When a baby with neurological problems is born into a family and he / she is brought home, we know that normal patterns of interaction between baby and parents can break down.  This is no fault of the parents, but is merely the consequence of the stress of the situation in which they find themselves.  Unfortunately, this can have negative consequences for many areas of development, especially in terms of language and communication development.  This is why a Snowdrop programme, which stimulates communication development always includes 'back to basics' activities to overcome these issues and to stimulate brain development.

UCI child neurologist and neuroscientist Dr. Tallie Z. Baram has found that maternal care and other sensory input triggers activity in a baby's developing brain that improves cognitive function and builds resilience to stress.

For an infant, a mother's touch provides a feeling of security, comfort and love. But research at UC Irvine is showing that it does much more.

UCI child neurologist and neuroscientist Dr.

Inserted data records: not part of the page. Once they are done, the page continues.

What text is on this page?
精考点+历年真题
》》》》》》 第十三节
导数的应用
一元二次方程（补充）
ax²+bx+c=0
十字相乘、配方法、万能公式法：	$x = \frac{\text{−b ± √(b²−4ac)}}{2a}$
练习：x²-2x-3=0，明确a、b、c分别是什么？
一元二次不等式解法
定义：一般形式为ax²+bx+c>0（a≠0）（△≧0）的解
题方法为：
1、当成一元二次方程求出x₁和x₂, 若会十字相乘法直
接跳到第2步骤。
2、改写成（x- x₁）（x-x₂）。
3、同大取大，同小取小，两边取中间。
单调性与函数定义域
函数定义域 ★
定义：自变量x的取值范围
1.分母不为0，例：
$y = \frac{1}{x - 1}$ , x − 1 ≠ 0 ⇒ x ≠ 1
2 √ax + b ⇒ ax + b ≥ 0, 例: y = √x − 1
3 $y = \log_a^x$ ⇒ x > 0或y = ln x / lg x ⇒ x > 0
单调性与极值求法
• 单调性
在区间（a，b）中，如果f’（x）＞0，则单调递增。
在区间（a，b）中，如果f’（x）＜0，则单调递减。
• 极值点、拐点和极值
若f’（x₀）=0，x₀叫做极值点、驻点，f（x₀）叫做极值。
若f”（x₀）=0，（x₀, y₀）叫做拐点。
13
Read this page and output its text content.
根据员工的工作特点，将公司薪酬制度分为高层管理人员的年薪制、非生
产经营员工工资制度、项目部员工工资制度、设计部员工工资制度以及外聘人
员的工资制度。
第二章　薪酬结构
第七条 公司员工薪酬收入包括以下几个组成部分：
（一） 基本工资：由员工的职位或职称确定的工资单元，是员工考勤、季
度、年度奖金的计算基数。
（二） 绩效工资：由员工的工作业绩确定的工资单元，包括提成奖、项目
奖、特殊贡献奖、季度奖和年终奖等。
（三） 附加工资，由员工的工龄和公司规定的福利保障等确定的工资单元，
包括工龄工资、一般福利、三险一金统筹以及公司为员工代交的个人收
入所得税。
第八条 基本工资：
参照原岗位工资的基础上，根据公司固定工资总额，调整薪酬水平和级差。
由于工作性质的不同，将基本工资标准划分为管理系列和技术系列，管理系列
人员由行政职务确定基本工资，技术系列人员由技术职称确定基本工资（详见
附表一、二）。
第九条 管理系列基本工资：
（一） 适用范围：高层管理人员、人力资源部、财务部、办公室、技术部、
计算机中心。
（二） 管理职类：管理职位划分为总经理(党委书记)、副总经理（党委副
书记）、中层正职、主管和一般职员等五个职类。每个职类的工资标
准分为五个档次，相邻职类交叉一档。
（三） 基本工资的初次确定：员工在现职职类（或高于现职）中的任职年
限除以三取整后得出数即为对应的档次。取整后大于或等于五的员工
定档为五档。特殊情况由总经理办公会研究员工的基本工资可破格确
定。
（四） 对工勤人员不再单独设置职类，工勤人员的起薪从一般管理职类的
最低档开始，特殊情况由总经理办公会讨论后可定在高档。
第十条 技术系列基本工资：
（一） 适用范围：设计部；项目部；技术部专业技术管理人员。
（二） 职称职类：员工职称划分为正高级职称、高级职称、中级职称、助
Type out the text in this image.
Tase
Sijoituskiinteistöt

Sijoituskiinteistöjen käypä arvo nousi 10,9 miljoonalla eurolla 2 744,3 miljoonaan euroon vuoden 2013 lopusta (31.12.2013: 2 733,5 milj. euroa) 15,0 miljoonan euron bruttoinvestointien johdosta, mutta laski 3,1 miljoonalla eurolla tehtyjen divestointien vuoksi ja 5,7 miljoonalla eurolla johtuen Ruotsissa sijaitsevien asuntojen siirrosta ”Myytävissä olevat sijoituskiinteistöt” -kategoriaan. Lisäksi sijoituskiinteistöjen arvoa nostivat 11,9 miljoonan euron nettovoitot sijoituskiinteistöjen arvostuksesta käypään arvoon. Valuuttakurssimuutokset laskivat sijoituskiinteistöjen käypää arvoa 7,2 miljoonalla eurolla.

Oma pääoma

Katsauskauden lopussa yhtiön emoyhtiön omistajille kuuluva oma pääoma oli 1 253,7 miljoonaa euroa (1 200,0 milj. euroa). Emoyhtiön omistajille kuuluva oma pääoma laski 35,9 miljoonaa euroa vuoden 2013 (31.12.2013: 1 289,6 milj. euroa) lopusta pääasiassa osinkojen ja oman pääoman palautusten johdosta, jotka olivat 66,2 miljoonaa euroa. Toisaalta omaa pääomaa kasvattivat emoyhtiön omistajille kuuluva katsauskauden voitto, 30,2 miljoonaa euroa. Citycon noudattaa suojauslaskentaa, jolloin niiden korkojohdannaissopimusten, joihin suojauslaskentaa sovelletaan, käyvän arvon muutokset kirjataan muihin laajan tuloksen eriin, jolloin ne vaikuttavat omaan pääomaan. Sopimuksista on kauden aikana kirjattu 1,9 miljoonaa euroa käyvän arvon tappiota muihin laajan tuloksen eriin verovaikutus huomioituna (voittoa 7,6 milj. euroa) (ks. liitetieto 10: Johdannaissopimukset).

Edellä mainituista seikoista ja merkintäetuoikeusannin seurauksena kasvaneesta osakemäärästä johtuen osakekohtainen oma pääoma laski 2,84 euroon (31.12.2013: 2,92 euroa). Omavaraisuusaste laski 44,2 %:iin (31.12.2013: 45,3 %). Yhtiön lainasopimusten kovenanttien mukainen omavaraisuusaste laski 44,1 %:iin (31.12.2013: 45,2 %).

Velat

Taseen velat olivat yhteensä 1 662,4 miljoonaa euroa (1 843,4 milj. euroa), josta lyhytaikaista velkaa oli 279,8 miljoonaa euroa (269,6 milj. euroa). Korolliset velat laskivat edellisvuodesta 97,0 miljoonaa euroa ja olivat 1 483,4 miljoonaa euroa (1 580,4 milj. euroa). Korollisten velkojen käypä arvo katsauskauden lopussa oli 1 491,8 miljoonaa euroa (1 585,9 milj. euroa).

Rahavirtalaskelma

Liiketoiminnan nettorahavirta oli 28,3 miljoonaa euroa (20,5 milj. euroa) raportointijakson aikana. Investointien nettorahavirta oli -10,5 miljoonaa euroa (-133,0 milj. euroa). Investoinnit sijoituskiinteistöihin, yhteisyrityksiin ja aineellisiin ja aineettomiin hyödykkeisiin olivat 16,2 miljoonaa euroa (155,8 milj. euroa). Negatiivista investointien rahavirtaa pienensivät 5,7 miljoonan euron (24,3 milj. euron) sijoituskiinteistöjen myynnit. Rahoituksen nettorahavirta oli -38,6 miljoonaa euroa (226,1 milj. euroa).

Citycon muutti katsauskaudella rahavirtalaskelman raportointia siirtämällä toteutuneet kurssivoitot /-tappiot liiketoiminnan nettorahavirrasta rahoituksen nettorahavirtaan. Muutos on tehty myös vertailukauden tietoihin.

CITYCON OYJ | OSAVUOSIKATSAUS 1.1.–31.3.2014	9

Tallie Z. Baram has found that caressing and other sensory input can trigger activity in a baby's brain which can make a remarkable difference to the development of the child.


The finding contributes to growing knowledge about epigenetics, the study of how environmental factors can reprogram the expression of genes.

In a study
published earlier this year in The Journal of Neuroscience, Baram and colleagues identified how sensory stimuli from maternal care can modify genes that control a key messenger of stress called corticotropin-releasing hormone.

In
earlier work, Baram helped discover that excessive amounts of CRH in the brain's primary learning and memory center led to the disintegration of dendritic spines, branchlike structures on neurons. Dendritic spines facilitate the sending and receiving of messages among brain cells and the collection and storage of memories.

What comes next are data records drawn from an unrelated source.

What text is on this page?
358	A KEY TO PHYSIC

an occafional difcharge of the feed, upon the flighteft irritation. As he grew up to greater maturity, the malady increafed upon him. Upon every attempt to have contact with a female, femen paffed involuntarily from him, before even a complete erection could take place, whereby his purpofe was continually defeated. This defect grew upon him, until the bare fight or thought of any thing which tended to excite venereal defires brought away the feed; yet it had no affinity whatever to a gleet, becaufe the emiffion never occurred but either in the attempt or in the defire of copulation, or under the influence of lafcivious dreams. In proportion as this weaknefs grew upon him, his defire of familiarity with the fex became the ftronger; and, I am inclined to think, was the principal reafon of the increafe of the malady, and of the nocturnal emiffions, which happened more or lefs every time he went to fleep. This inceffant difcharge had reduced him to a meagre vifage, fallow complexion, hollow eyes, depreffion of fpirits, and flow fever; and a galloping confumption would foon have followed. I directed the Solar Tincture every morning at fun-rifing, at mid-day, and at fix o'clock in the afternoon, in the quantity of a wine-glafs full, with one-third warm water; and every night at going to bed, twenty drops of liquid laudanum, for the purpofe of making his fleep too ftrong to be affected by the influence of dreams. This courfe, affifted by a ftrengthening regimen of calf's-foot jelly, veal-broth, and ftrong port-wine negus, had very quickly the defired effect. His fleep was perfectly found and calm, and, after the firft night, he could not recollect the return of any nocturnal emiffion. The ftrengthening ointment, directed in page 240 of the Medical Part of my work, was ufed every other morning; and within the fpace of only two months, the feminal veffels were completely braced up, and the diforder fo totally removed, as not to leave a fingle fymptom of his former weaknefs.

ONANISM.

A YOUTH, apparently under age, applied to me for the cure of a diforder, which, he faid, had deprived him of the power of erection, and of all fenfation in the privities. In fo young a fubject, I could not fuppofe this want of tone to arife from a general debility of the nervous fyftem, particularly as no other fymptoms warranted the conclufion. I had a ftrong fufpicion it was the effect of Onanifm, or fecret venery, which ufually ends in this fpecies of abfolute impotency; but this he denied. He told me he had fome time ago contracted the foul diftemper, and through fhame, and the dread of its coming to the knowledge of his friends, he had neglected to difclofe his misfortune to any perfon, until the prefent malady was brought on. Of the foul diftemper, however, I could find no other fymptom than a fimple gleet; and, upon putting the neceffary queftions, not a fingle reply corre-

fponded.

"Communication among brain cells is the foundation of cognitive processes such as learning and memory," says Baram, the Danette Shepard Chair in Neurological Sciences. "In several brain disorders where learning and similar thought processes are abnormal, dendritic spines have been found to be reduced in density or poorly developed.

"Because an infant's brain is still building connections in these communication zones, large blasts or long-term amounts of stress can permanently limit full development, increasing the risk of anxiety, depression and dementia later in life."

Her most recent study describes for the first time the cellular pathways of the epigenetic process by which maternal care reduces the expression of CRH in the hypothalamus. Detecting sensory input, DNA in brain cells in this stress-sensitive region activates a neuron-restrictive silencer factor, which limits CRH. Without the interference of excess stress-triggered CRH, neural dendrites in the hippocampus can fully develop, which leads to stress resilience.

"What's noteworthy about this study is that it reveals that brain structure is influenced by the environment early in life, and especially by maternal care," says Baram, whose research on early-life factors in neural development has fundamentally altered the understanding of disorders such as epilepsy.

"There has been a belief that the brain is hardwired - that once it's established, it's that way for life," she says. " But we're seeing that the brain is actually 'softwired - that changes in stimuli alter the wiring - and that it's not predestined to be a certain way."


It is upon this plasticity that the conventions of the Snowdrop programme are based!